What are the Issues?
Click on the link below each issue to read the full Note.
Official Plan – Growth Management Strategy
Toronto’s strong development prospects will bring more people and jobs to the city, and an increased demand on existing infrastructure for both hard and soft services. Managing this growth is critical for the city’s quality of life. Understanding development trends, directing growth and ensuring that growth is aligned with infrastructure is an ongoing process for the City and requires a regular review of Provincial growth plans and the City’s Official Plan.
Overview of Waterfront Revitalization
The revitalization of Toronto’s waterfront is one of the largest urban redevelopment projects underway in North America. To lead the project, Waterfront Toronto was established in 2003 by the governments of Canada, Ontario and Toronto. Almost $1.5 billion in tri-government funding has been invested in waterfront revitalization, attracting thousands of new residents and jobs. In addition, governments have allocated $1.25 billion in funding over seven years for Port Lands Flood Protection.
Overall, considerable momentum has been built. However, with the forecasted addition of 40,000 new residents and 40,000 new jobs, revitalization is far from complete. There is a need to maintain momentum and invest in the infrastructure that future residents and businesses will need.
Bill 139 Implementation – New Planning Appeal System
In April 2018, the Province of Ontario proclaimed into law the Building Better Communities and Conserving Watersheds Act, 2017 (Bill 139). The Bill introduced significant changes to the planning appeal system and has a considerable impact on the City’s planning and development application review and approval process.
Implementation will require the City to manage reforms to existing processes required to implement Bill 139, and respond to the surge in the number of appeals to the Ontario Municipal Board prompted by the transition to the new Local Planning Appeal Tribunal (LAPT) appeals process.
Parks, Recreation and Leisure
Torontonians want safe parks and public spaces, easy access to recreation facilities and programs, and natural spaces that respond to and reflect changing demographics, and community needs.
Council has adopted the Community Recreation Growth Plan, Parks and Recreation Facilities Master Plan, Ravine Strategy, and Parks Plan to guide decision-making and investment in parks and recreation facilities, increase public engagement in parks, and preserve and enhance Toronto’s natural heritage. These plans further align with and help to advance, citywide strategies including the Seniors Strategy, Strong Neighbourhoods Strategy, Poverty Reduction Strategy, Climate Change, Clean Air and Sustainable Energy Action Plan.

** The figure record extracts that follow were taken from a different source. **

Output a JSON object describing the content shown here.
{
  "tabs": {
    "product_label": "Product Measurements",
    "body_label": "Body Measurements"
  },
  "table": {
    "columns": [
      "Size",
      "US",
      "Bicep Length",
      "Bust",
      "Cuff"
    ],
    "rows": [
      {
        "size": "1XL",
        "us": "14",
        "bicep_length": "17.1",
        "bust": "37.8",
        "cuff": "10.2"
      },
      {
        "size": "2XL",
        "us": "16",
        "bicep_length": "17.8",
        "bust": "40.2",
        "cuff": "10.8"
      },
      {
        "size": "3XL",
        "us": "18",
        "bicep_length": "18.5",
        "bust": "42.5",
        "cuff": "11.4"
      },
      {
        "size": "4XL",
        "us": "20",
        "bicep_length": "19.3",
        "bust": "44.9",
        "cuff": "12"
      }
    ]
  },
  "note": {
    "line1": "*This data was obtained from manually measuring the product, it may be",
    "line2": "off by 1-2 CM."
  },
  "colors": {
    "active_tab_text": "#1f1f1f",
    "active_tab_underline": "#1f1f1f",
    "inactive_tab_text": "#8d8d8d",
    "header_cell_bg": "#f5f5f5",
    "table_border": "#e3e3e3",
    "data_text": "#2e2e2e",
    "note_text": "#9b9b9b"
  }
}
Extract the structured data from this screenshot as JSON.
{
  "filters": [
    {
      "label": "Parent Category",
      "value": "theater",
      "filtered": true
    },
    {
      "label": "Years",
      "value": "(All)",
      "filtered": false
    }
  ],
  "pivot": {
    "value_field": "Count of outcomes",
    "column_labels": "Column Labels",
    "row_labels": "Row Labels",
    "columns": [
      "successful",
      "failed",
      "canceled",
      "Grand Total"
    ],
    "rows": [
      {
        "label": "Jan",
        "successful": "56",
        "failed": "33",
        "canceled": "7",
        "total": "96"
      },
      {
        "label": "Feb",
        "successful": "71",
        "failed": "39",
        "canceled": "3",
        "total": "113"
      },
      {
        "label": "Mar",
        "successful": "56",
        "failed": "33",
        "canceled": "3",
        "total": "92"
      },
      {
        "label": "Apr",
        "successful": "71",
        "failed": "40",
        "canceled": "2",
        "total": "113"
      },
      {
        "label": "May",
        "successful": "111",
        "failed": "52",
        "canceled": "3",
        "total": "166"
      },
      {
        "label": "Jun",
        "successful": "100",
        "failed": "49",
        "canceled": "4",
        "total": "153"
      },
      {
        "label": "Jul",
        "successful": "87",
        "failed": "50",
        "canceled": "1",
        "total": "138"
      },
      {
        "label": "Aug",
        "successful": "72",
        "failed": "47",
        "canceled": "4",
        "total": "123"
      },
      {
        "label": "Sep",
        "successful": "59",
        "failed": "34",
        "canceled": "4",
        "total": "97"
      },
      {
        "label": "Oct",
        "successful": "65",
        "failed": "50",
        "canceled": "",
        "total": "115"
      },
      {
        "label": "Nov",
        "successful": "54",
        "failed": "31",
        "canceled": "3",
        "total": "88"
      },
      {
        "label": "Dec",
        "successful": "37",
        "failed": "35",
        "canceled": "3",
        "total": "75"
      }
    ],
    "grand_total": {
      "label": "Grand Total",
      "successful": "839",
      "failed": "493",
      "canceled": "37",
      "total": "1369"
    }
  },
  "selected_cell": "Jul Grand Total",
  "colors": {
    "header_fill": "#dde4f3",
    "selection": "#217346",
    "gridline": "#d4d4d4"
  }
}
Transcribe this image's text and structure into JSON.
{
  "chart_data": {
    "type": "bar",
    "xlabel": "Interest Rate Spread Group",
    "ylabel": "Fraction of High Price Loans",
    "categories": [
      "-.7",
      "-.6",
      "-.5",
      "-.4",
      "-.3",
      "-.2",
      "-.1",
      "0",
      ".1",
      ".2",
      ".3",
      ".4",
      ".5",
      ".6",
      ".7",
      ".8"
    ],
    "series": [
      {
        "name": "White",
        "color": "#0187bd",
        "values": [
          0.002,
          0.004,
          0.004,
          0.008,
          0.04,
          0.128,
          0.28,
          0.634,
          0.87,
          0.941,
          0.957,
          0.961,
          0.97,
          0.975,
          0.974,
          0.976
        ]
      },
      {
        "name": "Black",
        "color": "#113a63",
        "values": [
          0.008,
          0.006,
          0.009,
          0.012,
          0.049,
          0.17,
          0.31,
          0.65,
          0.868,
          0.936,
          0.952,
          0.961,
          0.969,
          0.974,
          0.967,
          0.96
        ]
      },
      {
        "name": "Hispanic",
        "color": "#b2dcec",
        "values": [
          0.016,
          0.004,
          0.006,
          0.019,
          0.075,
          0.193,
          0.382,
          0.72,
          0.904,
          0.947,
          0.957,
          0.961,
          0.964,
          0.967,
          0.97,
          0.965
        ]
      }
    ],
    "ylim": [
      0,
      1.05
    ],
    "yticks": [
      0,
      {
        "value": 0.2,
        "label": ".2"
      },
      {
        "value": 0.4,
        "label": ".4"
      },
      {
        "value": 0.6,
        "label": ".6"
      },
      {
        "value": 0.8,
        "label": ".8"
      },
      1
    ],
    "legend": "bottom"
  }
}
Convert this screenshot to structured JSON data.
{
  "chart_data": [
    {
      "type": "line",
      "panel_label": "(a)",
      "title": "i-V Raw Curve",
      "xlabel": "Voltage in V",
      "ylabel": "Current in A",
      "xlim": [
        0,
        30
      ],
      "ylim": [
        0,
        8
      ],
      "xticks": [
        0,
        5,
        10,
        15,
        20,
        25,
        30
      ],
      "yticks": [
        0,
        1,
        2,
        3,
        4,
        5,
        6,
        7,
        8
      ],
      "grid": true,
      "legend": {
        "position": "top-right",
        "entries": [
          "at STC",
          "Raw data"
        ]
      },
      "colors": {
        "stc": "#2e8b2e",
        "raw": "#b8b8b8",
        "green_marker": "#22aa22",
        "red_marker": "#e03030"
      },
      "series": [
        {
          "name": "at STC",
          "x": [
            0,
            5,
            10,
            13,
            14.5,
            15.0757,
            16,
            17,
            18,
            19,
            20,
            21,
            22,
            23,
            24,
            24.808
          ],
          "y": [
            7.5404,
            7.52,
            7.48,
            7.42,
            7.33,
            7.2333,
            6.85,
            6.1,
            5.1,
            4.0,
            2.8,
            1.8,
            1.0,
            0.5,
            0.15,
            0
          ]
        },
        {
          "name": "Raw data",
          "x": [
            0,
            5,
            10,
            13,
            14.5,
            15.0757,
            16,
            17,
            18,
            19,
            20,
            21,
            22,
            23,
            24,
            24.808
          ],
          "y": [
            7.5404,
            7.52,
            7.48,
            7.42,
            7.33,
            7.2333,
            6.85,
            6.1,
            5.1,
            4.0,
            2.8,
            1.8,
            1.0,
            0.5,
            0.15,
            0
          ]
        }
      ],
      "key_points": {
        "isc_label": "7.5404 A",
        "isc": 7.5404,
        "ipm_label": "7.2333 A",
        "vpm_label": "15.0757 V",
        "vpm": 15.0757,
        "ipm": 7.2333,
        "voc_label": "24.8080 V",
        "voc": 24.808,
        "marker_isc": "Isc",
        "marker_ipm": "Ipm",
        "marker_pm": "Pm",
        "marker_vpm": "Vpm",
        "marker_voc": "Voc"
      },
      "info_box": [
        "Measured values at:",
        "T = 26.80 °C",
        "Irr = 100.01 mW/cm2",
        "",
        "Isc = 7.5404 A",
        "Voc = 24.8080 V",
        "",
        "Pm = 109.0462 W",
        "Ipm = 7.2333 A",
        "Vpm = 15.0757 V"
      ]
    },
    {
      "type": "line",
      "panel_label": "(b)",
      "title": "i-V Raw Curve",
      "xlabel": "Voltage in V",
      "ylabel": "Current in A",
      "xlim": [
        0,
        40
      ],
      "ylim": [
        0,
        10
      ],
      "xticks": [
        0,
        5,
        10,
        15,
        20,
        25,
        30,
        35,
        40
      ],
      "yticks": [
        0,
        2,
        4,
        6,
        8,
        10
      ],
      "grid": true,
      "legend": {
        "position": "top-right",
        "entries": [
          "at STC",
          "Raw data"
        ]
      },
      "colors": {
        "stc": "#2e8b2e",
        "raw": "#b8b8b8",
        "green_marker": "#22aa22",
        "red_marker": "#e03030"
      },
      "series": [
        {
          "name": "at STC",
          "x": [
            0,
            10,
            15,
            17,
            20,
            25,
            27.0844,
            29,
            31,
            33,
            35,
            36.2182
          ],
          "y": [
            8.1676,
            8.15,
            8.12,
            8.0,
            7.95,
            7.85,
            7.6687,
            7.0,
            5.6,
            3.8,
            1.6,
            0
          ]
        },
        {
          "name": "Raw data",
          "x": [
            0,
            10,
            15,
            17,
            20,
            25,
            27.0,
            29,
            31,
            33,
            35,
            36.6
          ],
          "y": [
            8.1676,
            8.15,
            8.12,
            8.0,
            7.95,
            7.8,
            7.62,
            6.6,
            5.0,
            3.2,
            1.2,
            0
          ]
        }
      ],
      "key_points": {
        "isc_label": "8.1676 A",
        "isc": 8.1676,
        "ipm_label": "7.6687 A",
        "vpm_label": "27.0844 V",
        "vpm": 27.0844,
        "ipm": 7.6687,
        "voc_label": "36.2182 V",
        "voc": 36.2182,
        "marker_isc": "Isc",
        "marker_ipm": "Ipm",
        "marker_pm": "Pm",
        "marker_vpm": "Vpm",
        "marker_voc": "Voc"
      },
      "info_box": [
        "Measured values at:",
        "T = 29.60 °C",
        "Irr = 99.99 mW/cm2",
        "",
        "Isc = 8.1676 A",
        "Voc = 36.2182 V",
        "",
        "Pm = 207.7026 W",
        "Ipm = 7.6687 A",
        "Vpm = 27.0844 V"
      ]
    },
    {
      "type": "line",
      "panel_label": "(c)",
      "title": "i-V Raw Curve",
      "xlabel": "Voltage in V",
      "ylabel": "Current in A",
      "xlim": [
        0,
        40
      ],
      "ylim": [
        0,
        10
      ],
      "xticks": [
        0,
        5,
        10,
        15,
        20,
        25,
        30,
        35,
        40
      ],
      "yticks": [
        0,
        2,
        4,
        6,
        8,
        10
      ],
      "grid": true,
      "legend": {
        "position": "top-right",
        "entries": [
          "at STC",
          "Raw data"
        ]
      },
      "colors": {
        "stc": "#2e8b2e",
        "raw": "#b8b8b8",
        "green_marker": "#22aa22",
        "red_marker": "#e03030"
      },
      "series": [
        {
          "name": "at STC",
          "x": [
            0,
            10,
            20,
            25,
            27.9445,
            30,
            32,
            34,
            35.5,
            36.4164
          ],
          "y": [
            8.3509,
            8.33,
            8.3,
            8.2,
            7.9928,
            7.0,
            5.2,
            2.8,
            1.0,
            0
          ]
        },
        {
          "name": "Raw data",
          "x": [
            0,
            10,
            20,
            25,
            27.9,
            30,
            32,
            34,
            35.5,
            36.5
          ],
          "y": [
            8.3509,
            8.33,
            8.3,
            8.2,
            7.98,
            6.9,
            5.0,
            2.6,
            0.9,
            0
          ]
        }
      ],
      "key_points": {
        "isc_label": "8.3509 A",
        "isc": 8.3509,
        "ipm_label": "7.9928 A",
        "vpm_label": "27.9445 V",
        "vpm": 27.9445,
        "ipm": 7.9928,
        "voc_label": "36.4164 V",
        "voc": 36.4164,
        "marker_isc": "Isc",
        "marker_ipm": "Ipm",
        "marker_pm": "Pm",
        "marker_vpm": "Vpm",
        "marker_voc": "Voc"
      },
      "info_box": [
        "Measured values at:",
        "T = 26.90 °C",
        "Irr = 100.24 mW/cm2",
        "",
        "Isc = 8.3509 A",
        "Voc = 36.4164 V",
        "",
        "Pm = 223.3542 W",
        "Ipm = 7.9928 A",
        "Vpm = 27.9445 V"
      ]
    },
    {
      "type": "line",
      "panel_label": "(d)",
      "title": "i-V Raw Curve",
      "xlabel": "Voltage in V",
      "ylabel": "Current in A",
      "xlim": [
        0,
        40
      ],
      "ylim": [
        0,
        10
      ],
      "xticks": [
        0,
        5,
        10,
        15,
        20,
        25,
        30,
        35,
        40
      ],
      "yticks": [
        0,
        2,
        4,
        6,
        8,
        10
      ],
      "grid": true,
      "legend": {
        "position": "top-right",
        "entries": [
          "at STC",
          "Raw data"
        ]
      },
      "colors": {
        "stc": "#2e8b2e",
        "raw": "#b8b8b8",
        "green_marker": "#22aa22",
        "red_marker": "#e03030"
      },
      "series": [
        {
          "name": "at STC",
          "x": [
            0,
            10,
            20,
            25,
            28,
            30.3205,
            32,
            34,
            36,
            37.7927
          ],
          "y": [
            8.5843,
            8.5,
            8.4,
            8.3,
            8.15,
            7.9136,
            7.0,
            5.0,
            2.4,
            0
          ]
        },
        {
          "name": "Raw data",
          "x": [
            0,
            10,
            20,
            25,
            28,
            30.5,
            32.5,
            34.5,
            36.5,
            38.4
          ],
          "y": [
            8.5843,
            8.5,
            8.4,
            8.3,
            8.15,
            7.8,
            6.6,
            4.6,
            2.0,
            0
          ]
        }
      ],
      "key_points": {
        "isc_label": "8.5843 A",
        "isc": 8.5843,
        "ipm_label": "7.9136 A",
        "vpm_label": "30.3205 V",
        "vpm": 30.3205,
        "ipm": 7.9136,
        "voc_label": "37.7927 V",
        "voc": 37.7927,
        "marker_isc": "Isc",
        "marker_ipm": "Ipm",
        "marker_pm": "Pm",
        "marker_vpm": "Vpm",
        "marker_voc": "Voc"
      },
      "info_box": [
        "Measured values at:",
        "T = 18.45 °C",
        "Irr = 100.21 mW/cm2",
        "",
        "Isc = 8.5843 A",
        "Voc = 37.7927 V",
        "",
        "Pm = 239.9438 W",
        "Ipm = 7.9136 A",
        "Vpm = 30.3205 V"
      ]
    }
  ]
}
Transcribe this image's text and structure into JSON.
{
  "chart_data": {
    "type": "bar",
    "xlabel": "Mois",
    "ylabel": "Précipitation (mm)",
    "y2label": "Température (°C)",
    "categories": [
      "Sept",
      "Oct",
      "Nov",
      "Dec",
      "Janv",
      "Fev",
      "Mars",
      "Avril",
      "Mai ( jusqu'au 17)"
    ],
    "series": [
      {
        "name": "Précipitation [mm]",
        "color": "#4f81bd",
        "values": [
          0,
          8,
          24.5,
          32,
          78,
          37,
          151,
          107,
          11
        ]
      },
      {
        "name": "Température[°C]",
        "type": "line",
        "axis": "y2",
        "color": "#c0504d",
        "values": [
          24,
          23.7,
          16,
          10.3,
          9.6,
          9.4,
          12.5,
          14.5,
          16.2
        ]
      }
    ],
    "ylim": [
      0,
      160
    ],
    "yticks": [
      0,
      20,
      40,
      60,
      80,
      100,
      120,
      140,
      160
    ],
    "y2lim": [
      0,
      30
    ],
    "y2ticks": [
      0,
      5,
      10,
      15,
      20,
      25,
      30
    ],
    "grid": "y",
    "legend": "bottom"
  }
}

Alternative Parkland Dedication Policy
The Planning Act (Section 42) allows the City to establish an alternative parkland dedication rate to require the dedication of parkland or cash-in-lieu to purchase or improve parkland as a condition of development or redevelopment. The City’s current alternate rate is 0.4 hectares per 300 units capped by site size. Over the past 12 years, the intensity of development has significantly increased although the alternative rate has remained unchanged. A new rate is required that reflects today’s development environment.
Major Capital Projects Process
In 2018, the City will have invested more than $720 million to maintain and upgrade its infrastructure in the public right of way. An estimated $360 million was earmarked for roads, expressways, bridges (including rehabilitation of the F. G. Gardiner Expressway); $300 million on sewers and water mains; and $60 million on basement flooding protection.
While these investments help address the City’s significant infrastructure renewal backlog and provide longer-term benefits, construction activities will have some adverse impacts on traffic, road users, residents, and businesses in the short term.